Analysis

Patterns: USD/CHF, USD/TRY

USD/CHF 4H Chart: Medium term decline

The US Dollar has been declining against the Swiss Franc in May. The decline began after the currency exchange rate met with the upper trend line of a dominant ascending channel up. Moreover, the reversal occurred just as the rate reached above the psychological 1.00 mark. 

In the aftermath of the bounce off from the resistance, the currency exchange rate traded almost sideways. However, most recently the rate booked a point of reference, which provided the chance to mark a descending channel pattern. 

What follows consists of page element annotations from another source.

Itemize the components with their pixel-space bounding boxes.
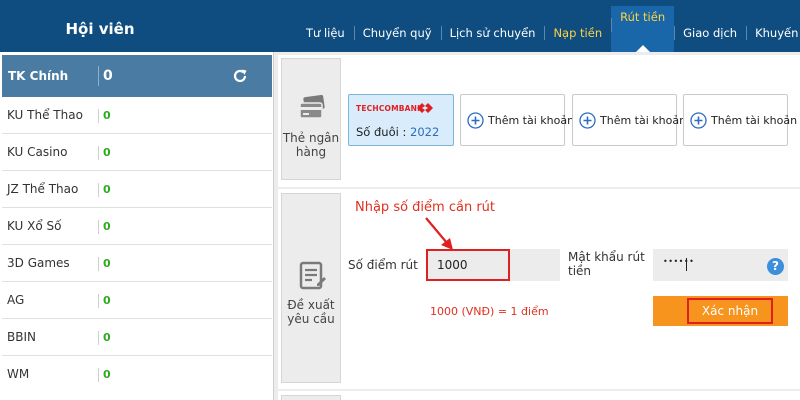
tab-nap-tien[interactable]: Nạp tiền: [544, 14, 611, 52]
sidebar-item-label: BBIN: [7, 330, 36, 344]
plus-circle-icon: [690, 112, 707, 129]
tab-lich-su-chuyen[interactable]: Lịch sử chuyển: [440, 14, 545, 52]
confirm-button[interactable]: Xác nhận: [653, 296, 788, 326]
section-label-line2: hàng: [295, 145, 327, 159]
page-title: Hội viên: [65, 20, 135, 38]
tab-giao-dich[interactable]: Giao dịch: [674, 14, 746, 52]
help-icon[interactable]: ?: [767, 258, 784, 275]
request-section-label: Đề xuất yêu cầu: [281, 193, 341, 383]
sidebar: TK Chính 0 KU Thể Thao 0 KU Casino 0 JZ …: [0, 52, 274, 400]
add-account-button[interactable]: Thêm tài khoản: [683, 94, 797, 146]
next-section-label: [281, 395, 341, 400]
refresh-icon[interactable]: [232, 68, 248, 84]
bank-logo: TECHCOMBANK: [356, 104, 424, 113]
sidebar-item-label: AG: [7, 293, 25, 307]
tab-tu-lieu[interactable]: Tư liệu: [297, 14, 354, 52]
password-label-line1: Mật khẩu rút: [568, 250, 645, 264]
sidebar-item-jz-the-thao[interactable]: JZ Thể Thao 0: [2, 171, 272, 208]
text-caret: [686, 258, 687, 271]
plus-circle-icon: [467, 112, 484, 129]
sidebar-item-label: KU Thể Thao: [7, 108, 83, 122]
section-label-line1: Thẻ ngân: [282, 131, 340, 145]
password-label-line2: tiền: [568, 264, 592, 278]
add-account-label: Thêm tài khoản: [600, 114, 687, 127]
bank-card-section-label: Thẻ ngân hàng: [281, 58, 341, 180]
add-account-button[interactable]: Thêm tài khoản: [460, 94, 574, 146]
next-section: [278, 391, 800, 400]
withdraw-request-section: [278, 189, 800, 389]
amount-label: Số điểm rút: [348, 258, 418, 272]
form-icon: [299, 261, 326, 290]
sidebar-item-3d-games[interactable]: 3D Games 0: [2, 245, 272, 282]
sidebar-item-ku-the-thao[interactable]: KU Thể Thao 0: [2, 97, 272, 134]
sidebar-item-ku-casino[interactable]: KU Casino 0: [2, 134, 272, 171]
balance-value: 0: [98, 368, 111, 382]
balance-value: 0: [98, 331, 111, 345]
card-suffix-label: Số đuôi :: [356, 125, 407, 139]
sidebar-item-ku-xo-so[interactable]: KU Xổ Số 0: [2, 208, 272, 245]
arrow-icon: [425, 217, 453, 250]
section-label-line1: Đề xuất: [287, 298, 335, 312]
balance-value: 0: [98, 66, 113, 86]
sidebar-item-wm[interactable]: WM 0: [2, 356, 272, 393]
bank-card-icon: [299, 94, 325, 119]
bank-account-card[interactable]: TECHCOMBANK Số đuôi : 2022: [348, 94, 454, 146]
amount-input[interactable]: 1000: [426, 249, 510, 281]
balance-value: 0: [98, 183, 111, 197]
sidebar-item-label: JZ Thể Thao: [7, 182, 79, 196]
add-account-label: Thêm tài khoản: [711, 114, 798, 127]
sidebar-item-label: KU Xổ Số: [7, 219, 62, 233]
plus-circle-icon: [579, 112, 596, 129]
sidebar-item-label: 3D Games: [7, 256, 70, 270]
tab-rut-tien[interactable]: Rút tiền: [611, 6, 675, 52]
balance-value: 0: [98, 257, 111, 271]
sidebar-item-label: TK Chính: [8, 69, 69, 83]
amount-input-wrapper: 1000: [426, 249, 560, 281]
card-suffix: Số đuôi : 2022: [356, 125, 439, 139]
bank-logo-icon: [417, 103, 433, 113]
tab-khuyen-mai[interactable]: Khuyến mãi: [746, 14, 800, 52]
sidebar-item-bbin[interactable]: BBIN 0: [2, 319, 272, 356]
top-nav: Tư liệu Chuyển quỹ Lịch sử chuyển Nạp ti…: [297, 6, 800, 52]
add-account-label: Thêm tài khoản: [488, 114, 575, 127]
balance-value: 0: [98, 146, 111, 160]
exchange-rate-text: 1000 (VNĐ) = 1 điểm: [430, 305, 549, 318]
sidebar-item-main-account[interactable]: TK Chính 0: [2, 55, 272, 97]
balance-value: 0: [98, 220, 111, 234]
password-mask: ••••••: [663, 257, 695, 266]
add-account-button[interactable]: Thêm tài khoản: [572, 94, 686, 146]
sidebar-item-label: KU Casino: [7, 145, 68, 159]
balance-value: 0: [98, 294, 111, 308]
sidebar-item-label: WM: [7, 367, 30, 381]
confirm-button-label: Xác nhận: [687, 298, 773, 324]
card-suffix-value: 2022: [410, 125, 440, 139]
sidebar-item-ag[interactable]: AG 0: [2, 282, 272, 319]
annotation-hint: Nhập số điểm cần rút: [355, 200, 495, 215]
balance-value: 0: [98, 109, 111, 123]
section-label-line2: yêu cầu: [287, 312, 335, 326]
header: Hội viên Tư liệu Chuyển quỹ Lịch sử chuy…: [0, 0, 800, 52]
tab-chuyen-quy[interactable]: Chuyển quỹ: [353, 14, 441, 52]
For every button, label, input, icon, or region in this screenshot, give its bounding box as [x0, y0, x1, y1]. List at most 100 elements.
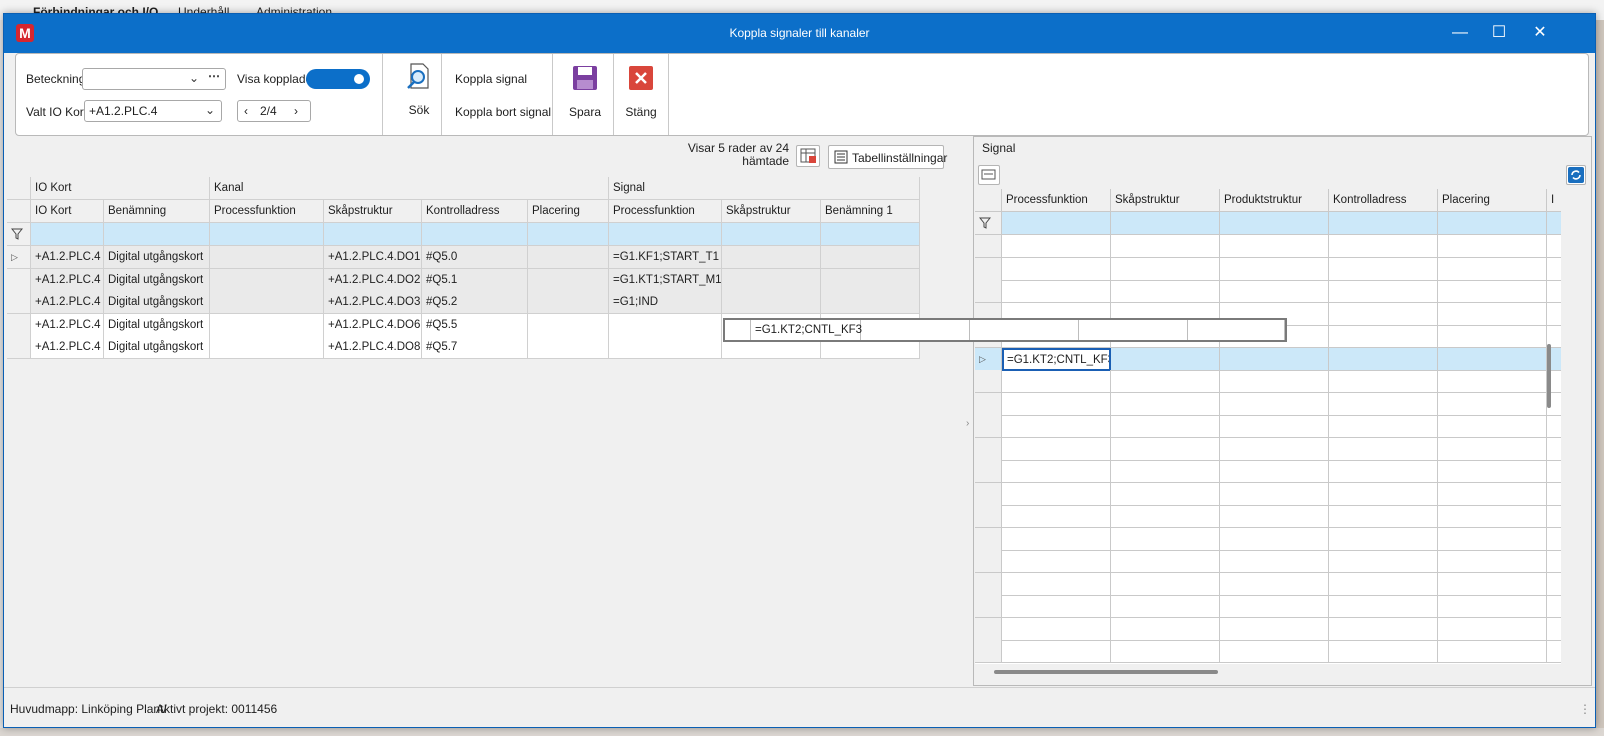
table-cell[interactable]	[1002, 527, 1111, 551]
table-cell[interactable]	[609, 336, 722, 359]
title-bar[interactable]: M Koppla signaler till kanaler — ☐ ✕	[4, 14, 1595, 53]
row-indicator[interactable]	[7, 336, 31, 359]
more-options-icon[interactable]: ⋯	[208, 69, 220, 83]
beteckning-combo[interactable]: ⌄ ⋯	[82, 68, 226, 90]
table-cell[interactable]: #Q5.1	[422, 268, 528, 292]
table-cell[interactable]	[210, 246, 324, 269]
row-indicator[interactable]	[975, 482, 1002, 506]
table-cell[interactable]	[1438, 392, 1547, 416]
row-indicator[interactable]	[975, 415, 1002, 438]
column-chooser-button[interactable]	[796, 145, 820, 167]
table-cell[interactable]	[1438, 505, 1547, 528]
table-cell[interactable]	[1220, 460, 1329, 483]
table-cell[interactable]	[1547, 550, 1561, 573]
table-cell[interactable]	[528, 313, 609, 337]
column-header[interactable]: Kontrolladress	[1329, 189, 1438, 212]
table-cell[interactable]	[1111, 527, 1220, 551]
table-cell[interactable]	[821, 291, 920, 314]
table-cell[interactable]	[1329, 572, 1438, 596]
table-cell[interactable]	[1220, 617, 1329, 641]
filter-cell[interactable]	[1329, 212, 1438, 235]
row-indicator[interactable]	[975, 527, 1002, 551]
filter-cell[interactable]	[210, 223, 324, 246]
signal-options-button[interactable]	[978, 165, 1000, 185]
table-cell[interactable]: Digital utgångskort	[104, 246, 210, 269]
column-header[interactable]: Processfunktion	[609, 200, 722, 223]
maximize-icon[interactable]: ☐	[1485, 20, 1513, 46]
table-cell[interactable]	[528, 336, 609, 359]
column-header[interactable]: Skåpstruktur	[722, 200, 821, 223]
table-cell[interactable]	[1329, 302, 1438, 326]
tabellinstallningar-button[interactable]: Tabellinställningar	[828, 145, 947, 169]
column-header[interactable]: Placering	[528, 200, 609, 223]
table-cell[interactable]	[1547, 303, 1561, 326]
visa-kopplade-toggle[interactable]	[306, 69, 370, 89]
table-cell[interactable]	[528, 246, 609, 269]
row-indicator[interactable]	[975, 392, 1002, 416]
table-cell[interactable]	[210, 268, 324, 292]
table-cell[interactable]	[1438, 235, 1547, 258]
table-cell[interactable]	[1438, 302, 1547, 326]
row-indicator[interactable]	[7, 268, 31, 292]
resize-grip-icon[interactable]: ⋮	[1579, 702, 1591, 716]
row-indicator[interactable]	[975, 595, 1002, 618]
table-cell[interactable]	[1438, 482, 1547, 506]
table-cell[interactable]	[1547, 460, 1561, 483]
table-cell[interactable]	[1438, 460, 1547, 483]
table-cell[interactable]: +A1.2.PLC.4.DO6	[324, 313, 422, 337]
signal-horizontal-scrollbar[interactable]	[994, 670, 1218, 674]
minimize-icon[interactable]: —	[1446, 20, 1474, 46]
filter-cell[interactable]	[1220, 212, 1329, 235]
table-cell[interactable]	[1220, 257, 1329, 281]
table-cell[interactable]	[1547, 258, 1561, 281]
table-cell[interactable]	[1220, 347, 1329, 371]
table-cell[interactable]: #Q5.2	[422, 291, 528, 314]
table-cell[interactable]	[1438, 527, 1547, 551]
table-cell[interactable]: Digital utgångskort	[104, 336, 210, 359]
table-cell[interactable]	[210, 291, 324, 314]
row-indicator[interactable]	[975, 280, 1002, 303]
table-cell[interactable]: Digital utgångskort	[104, 268, 210, 292]
column-header[interactable]: IO Kort	[31, 200, 104, 223]
column-header[interactable]: I	[1547, 189, 1561, 212]
table-cell[interactable]	[1002, 437, 1111, 461]
splitter-arrow-icon[interactable]: ›	[966, 418, 969, 429]
table-cell[interactable]	[1329, 550, 1438, 573]
table-cell[interactable]	[1002, 392, 1111, 416]
table-cell[interactable]	[1111, 482, 1220, 506]
table-cell[interactable]	[821, 268, 920, 292]
spara-button[interactable]: Spara	[564, 64, 606, 119]
chevron-down-icon[interactable]: ⌄	[205, 103, 215, 117]
row-indicator[interactable]	[975, 370, 1002, 393]
row-indicator[interactable]	[975, 460, 1002, 483]
table-cell[interactable]	[1220, 392, 1329, 416]
table-cell[interactable]	[1329, 460, 1438, 483]
column-header[interactable]: Skåpstruktur	[1111, 189, 1220, 212]
row-indicator[interactable]	[975, 235, 1002, 258]
filter-icon[interactable]	[10, 228, 24, 240]
table-cell[interactable]	[1329, 257, 1438, 281]
table-cell[interactable]: +A1.2.PLC.4.DO2	[324, 268, 422, 292]
table-cell[interactable]	[1220, 280, 1329, 303]
table-cell[interactable]	[1547, 235, 1561, 258]
table-cell[interactable]	[1111, 640, 1220, 663]
table-cell[interactable]	[1002, 617, 1111, 641]
table-cell[interactable]	[1438, 572, 1547, 596]
filter-cell[interactable]	[528, 223, 609, 246]
table-cell[interactable]	[1329, 235, 1438, 258]
refresh-button[interactable]	[1566, 165, 1586, 185]
table-cell[interactable]	[1111, 595, 1220, 618]
table-cell[interactable]	[1329, 505, 1438, 528]
table-cell[interactable]	[821, 246, 920, 269]
table-cell[interactable]: Digital utgångskort	[104, 291, 210, 314]
next-page-icon[interactable]: ›	[294, 104, 298, 118]
table-cell[interactable]	[1002, 505, 1111, 528]
table-cell[interactable]	[1002, 280, 1111, 303]
row-indicator[interactable]	[7, 291, 31, 314]
table-cell[interactable]	[1220, 550, 1329, 573]
table-cell[interactable]	[722, 246, 821, 269]
table-cell[interactable]	[1220, 505, 1329, 528]
filter-icon[interactable]	[978, 217, 992, 229]
table-cell[interactable]	[1329, 617, 1438, 641]
row-indicator[interactable]: ▷	[7, 246, 31, 269]
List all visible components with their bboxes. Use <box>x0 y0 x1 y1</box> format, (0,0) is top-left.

The pattern is set to guide the rate to the lower trend line of the dominant channel. Although, that does not mean that the rate should be shorted, as the dominant support could be reached by trading sideways.

 

USD/TRY 4H Chart: Review after turbulence

The USD/TRY pair has been mostly affected by the fundamentally economical, damaging reforms of the Turkish government. Moreover, recent events in the Turkish bond market have massively increased volatility. 

However, rather incredibly the currency rates sudden decline began in consistency with the long term ascending channel pattern, which represents the surge of the recent months.

 In accordance with the pattern, the US Dollar should decline against the Lira until it reaches the support of the channel. It could occur in any way, as the support can be touched by trading downwards, sideways or even going higher.